Under the deal announced on Sept. 6, the bank in Basel, Switzerland, will take a 24.9% equity position in privately held Perot Systems. In turn, the Dallas IT services firm will take a 40% stake in Systor AG, a Swiss Bank unit that develops and sells software and client-server systems for the banking industry in Switzerland.
Systor has about $100 million in annual revenue, estimates Stephen McClellan, an analyst with Merrill Lynch., and an adviser to both parties.
"This is not an outsourcing contract," says Morton Meyerson, chairman of Perot Systems. "Normally, companies can't manage IT and want to get rid of it, or want to cut costs. This is neither. We're starting a business."
Under the old outsourcing model, the services customer sought to cut its information systems budget by contracting the work out. The Perot-Swiss Bank deal turns that relationship on its head. Here, the outsourcer, long rumored as a takeover candidate, is the one getting the much-needed cash. The customer, meanwhile, gets a stake in the outsourcer. In a further twist, the two companies become joint venture partners.
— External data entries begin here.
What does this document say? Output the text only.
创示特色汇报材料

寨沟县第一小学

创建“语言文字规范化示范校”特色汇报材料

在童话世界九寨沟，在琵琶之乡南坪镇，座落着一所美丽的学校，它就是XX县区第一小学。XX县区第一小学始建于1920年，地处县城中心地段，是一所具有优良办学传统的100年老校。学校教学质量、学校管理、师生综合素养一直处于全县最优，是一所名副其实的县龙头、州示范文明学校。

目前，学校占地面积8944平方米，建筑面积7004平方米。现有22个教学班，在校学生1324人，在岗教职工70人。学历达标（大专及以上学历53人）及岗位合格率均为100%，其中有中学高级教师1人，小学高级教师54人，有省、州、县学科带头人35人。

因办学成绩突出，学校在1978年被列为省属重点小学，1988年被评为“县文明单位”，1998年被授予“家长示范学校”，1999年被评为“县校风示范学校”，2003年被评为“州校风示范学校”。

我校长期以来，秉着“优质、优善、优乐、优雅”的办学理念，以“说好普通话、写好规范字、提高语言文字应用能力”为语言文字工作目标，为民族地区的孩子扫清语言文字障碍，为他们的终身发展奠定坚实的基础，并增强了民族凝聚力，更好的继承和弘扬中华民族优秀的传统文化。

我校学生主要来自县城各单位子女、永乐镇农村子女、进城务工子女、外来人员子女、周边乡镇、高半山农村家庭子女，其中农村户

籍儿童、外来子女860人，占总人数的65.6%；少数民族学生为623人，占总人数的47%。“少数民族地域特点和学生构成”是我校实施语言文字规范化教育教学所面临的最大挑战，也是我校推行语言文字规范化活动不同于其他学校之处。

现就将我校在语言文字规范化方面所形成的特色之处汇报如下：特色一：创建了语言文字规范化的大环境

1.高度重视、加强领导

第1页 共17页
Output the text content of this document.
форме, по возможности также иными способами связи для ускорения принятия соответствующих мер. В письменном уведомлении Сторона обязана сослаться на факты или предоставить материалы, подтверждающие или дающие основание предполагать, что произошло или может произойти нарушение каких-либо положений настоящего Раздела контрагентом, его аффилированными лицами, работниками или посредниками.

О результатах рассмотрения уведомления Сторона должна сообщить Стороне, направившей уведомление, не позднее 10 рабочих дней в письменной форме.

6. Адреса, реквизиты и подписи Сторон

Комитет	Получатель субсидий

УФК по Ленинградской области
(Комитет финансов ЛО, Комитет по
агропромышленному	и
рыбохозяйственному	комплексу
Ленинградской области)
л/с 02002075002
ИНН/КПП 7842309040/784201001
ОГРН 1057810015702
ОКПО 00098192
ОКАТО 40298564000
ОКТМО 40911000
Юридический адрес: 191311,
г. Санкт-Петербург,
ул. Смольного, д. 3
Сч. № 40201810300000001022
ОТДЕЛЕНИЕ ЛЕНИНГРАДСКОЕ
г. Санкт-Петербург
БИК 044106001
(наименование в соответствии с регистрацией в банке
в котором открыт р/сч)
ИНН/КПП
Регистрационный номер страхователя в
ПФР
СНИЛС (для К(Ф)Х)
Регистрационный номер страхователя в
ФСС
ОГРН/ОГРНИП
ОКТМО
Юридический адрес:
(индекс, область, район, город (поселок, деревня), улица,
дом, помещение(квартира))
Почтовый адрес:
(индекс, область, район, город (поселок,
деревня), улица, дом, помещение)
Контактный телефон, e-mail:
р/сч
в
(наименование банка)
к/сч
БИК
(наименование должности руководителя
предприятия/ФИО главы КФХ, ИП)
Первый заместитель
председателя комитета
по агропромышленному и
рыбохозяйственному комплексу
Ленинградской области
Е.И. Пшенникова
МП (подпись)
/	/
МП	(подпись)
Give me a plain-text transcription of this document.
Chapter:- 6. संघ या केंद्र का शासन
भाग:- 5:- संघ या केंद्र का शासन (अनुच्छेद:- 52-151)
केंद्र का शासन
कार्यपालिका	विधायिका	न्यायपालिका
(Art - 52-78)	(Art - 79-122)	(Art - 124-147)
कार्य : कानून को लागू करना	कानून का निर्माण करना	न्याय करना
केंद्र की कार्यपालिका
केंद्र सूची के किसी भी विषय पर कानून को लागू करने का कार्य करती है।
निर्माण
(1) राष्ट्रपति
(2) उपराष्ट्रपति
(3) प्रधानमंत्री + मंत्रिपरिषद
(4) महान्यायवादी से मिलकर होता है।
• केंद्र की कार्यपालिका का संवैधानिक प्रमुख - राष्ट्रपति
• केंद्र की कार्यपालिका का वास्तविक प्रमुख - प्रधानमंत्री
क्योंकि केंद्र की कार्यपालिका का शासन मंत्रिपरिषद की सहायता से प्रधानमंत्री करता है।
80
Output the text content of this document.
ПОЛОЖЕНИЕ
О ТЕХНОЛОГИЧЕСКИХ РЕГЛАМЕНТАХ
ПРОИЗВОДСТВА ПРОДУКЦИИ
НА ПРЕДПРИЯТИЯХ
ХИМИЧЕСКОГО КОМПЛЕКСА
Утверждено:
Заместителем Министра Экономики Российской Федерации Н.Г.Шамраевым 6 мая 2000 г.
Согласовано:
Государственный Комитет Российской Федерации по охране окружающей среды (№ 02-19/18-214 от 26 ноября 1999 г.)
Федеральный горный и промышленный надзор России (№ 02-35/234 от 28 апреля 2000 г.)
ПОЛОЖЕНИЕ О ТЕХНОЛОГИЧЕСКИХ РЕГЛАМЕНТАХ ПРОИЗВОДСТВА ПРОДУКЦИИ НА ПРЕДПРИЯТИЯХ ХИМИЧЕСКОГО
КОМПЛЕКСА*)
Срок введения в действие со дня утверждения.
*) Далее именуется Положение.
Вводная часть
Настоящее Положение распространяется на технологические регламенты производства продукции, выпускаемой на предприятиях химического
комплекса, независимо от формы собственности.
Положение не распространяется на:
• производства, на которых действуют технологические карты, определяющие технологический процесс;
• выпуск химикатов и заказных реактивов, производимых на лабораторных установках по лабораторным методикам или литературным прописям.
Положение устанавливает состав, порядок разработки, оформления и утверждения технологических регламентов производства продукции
The result, predicts Marc Sternfeld, head of consulting firm Trans-Form Inc. in New York and a former chief information officer at brokerage Salomon Bros., will be a spark that ignite other deals like this one, because Swiss Bank officials have "taken their technology budget and put it into an investment they can control."
Others to go beyond the old outsourcing model include Eastman Kodak Co. and IBM, which in 1993 formed Technology Service Solutions to provide PC services for Kodak and other companies. Technology Service Solutions now brings in more than $700 million annually.
Under their agreement, Perot Systems will manage all computer operations for SBC Warburg, Swiss Bank's international investment banking division--for about $250 million a year, roughly a quarter of the bank's total IT budget. That contract, which runs for 25 years, will nearly double Perot Systems' annual revenue to $600 million.
In the next 18 months, when Perot Systems plans to take its stock public, the firm's market value should be about $1 billion, predicts Peter Wuffli, Swiss Bank's chief financial officer. That would mak e the bank's stake worth about $250 million. In addition, Wuffli says, "we could double that value in five years" by contributing 700 Swiss Bank client-server experts to a new global financial-services division set up by Perot Systems.
'Good Deal'
"It's a good deal for Swiss Bank," says McClellan, "and it does miraculous things for Perot Systems." The bank, he says, "is getting a nice chunk of equity in a company that will do very well with its initial public offering."
For Perot Systems, he says, the deal "leapfrogs them into the mainstream of systems integration and outsourcing, and gives them a major European focus and presence to go after financial transaction services."
The deal with Perot Systems is an improvement over an earlier Swiss Bank plan to spin off its IT operations into separate businesses, says James Burns, chief operating officer for Swiss Bank in North America. Perot can market its back-office skills and resources along with Swiss Bank's proprietary middleware and network-management tools, he explains, turning a cost center into a profit center.
But first, Meyerson says, "we'll be focused on getting Swiss Bank's unit costs down" through consolidation and standardization. Those tasks are critical for Swiss Bank's investment banking division because of acquisitions that have doubled the investment bank to 10,000 employees, supported by three data centers and distributed computing networks running DOS and Unix systems.